How do you implement Coroutines in C++
Solution 1:
Yes it can be done without a problem. All you need is a little assembly code to move the call stack to a newly allocated stack on the heap.
I would look at the boost::coroutine library.
The one thing that you should watch out for is a stack overflow. On most operating systems overflowing the stack will cause a segfault because virtual memory page is not mapped. However if you allocate the stack on the heap you don't get any guarantee. Just keep that in mind.
Solution 2:
On POSIX, you can use makecontext()/swapcontext() routines to portably switch execution contexts. On Windows, you can use the fiber API. Otherwise, all you need is a bit of glue assembly code that switches the machine context. I have implemented coroutines both with ASM (for AMD64) and with swapcontext(); neither is very hard.
Solution 3:
For posterity,
Dmitry Vyukov's wondeful web site has a clever trick using ucontext and setjump to simulated coroutines in c++.
Also, Oliver Kowalke's context library was recently accepted into Boost, so hopefully we'll be seeing an updated version of boost.coroutine that works on x86_64 soon.
Solution 4:
There's no easy way to implement coroutine. Because coroutine itself is out of C/C++'s stack abstraction just like thread.

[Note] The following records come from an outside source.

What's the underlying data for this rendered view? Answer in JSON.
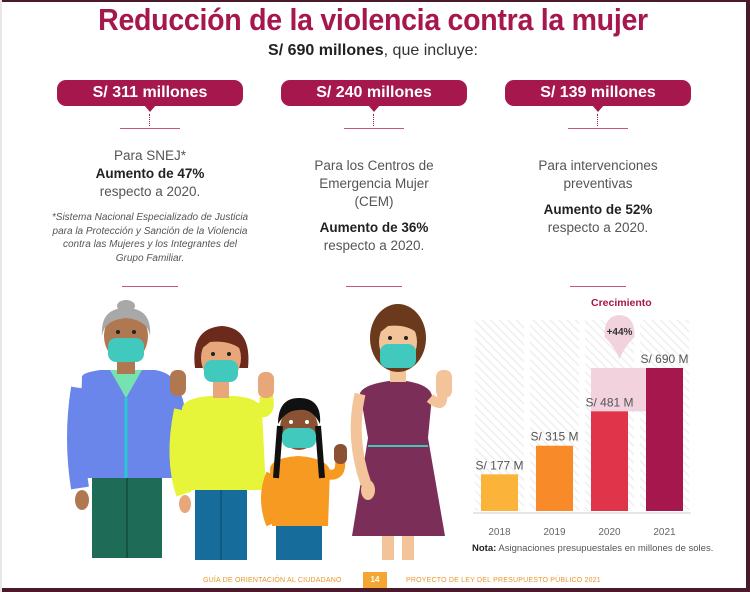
{
  "header": {
    "title": "Reducción de la violencia contra la mujer",
    "subtitle_bold": "S/ 690 millones",
    "subtitle_rest": ", que incluye:"
  },
  "columns": [
    {
      "amount": "S/ 311 millones",
      "line1": "Para SNEJ*",
      "line2": "Aumento de 47%",
      "line3": "respecto a 2020.",
      "footnote": "*Sistema Nacional Especializado de Justicia para la Protección y Sanción de la Violencia contra las Mujeres y los Integrantes del Grupo Familiar."
    },
    {
      "amount": "S/ 240 millones",
      "line1": "Para los Centros de Emergencia Mujer (CEM)",
      "line2": "Aumento de 36%",
      "line3": "respecto a 2020."
    },
    {
      "amount": "S/ 139 millones",
      "line1": "Para intervenciones preventivas",
      "line2": "Aumento de 52%",
      "line3": "respecto a 2020."
    }
  ],
  "illustration": {
    "people": [
      "elderly-woman",
      "woman-yellow-sweater",
      "girl-orange-shirt",
      "woman-purple-dress"
    ]
  },
  "colors": {
    "accent": "#a5174d",
    "bar_2018": "#fbb33a",
    "bar_2019": "#f98a2a",
    "bar_2020": "#e0344b",
    "bar_2021": "#a5174d",
    "growth_fill": "#f1d2dd"
  },
  "chart_data": {
    "type": "bar",
    "title": "",
    "categories": [
      "2018",
      "2019",
      "2020",
      "2021"
    ],
    "values": [
      177,
      315,
      481,
      690
    ],
    "data_labels": [
      "S/ 177 M",
      "S/ 315 M",
      "S/ 481 M",
      "S/ 690 M"
    ],
    "xlabel": "",
    "ylabel": "",
    "ylim": [
      0,
      920
    ],
    "grid": false,
    "annotation": {
      "label": "Crecimiento",
      "value": "+44%",
      "from": "2020",
      "to": "2021"
    },
    "note_bold": "Nota:",
    "note": " Asignaciones presupuestales en millones de soles."
  },
  "footer": {
    "left": "GUÍA DE ORIENTACIÓN AL CIUDADANO",
    "page": "14",
    "right": "PROYECTO DE LEY DEL PRESUPUESTO PÚBLICO 2021"
  }
}
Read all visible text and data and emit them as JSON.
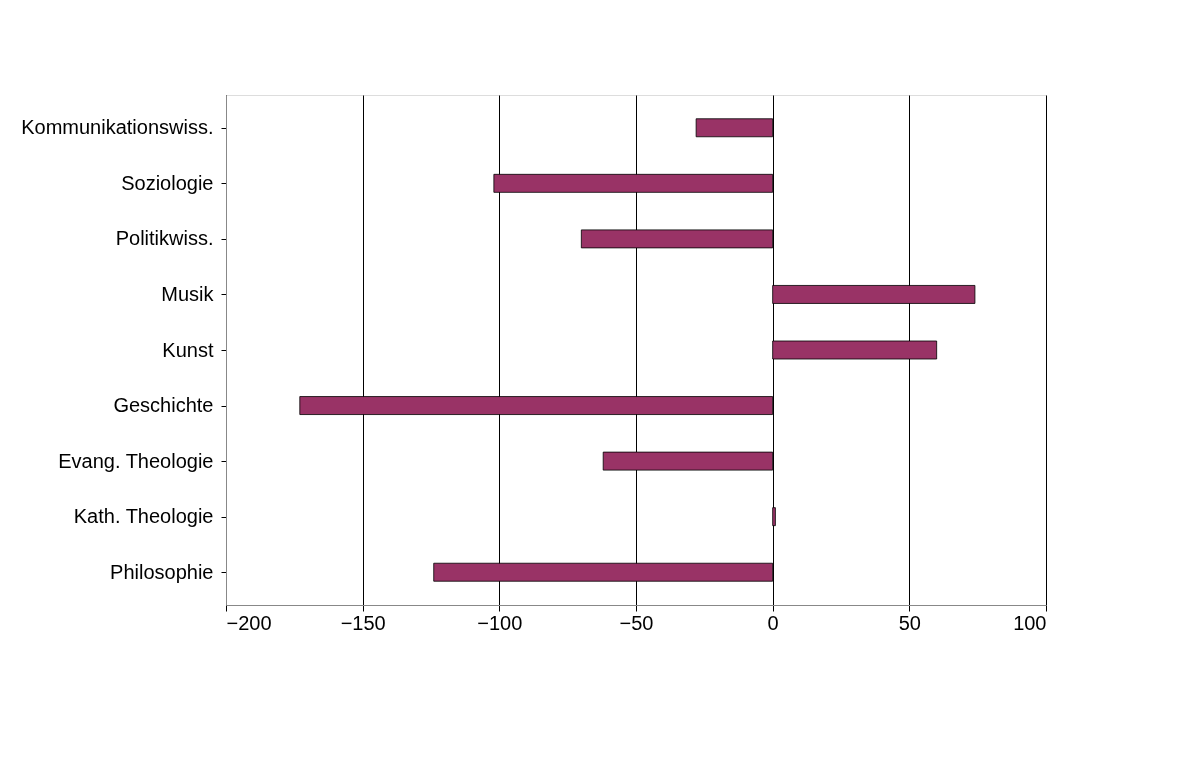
{
  "chart_data": {
    "type": "bar",
    "orientation": "horizontal",
    "categories": [
      "Kommunikationswiss.",
      "Soziologie",
      "Politikwiss.",
      "Musik",
      "Kunst",
      "Geschichte",
      "Evang. Theologie",
      "Kath. Theologie",
      "Philosophie"
    ],
    "values": [
      -28,
      -102,
      -70,
      74,
      60,
      -173,
      -62,
      1,
      -124
    ],
    "color": "#993366",
    "xlim": [
      -200,
      100
    ],
    "xticks": [
      -200,
      -150,
      -100,
      -50,
      0,
      50,
      100
    ],
    "grid": "x"
  }
}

So it cannot be supported without language level changes to support.
Currently(C++11), all existing C++ coroutine implementations are all based on assembly level hacking which is hard to be safe and reliable crossing over platforms. To be reliable it needs to be standard, and handled by compilers rather than hacking.
There's a standard proposal - N3708 for this. Check it out if you're interested.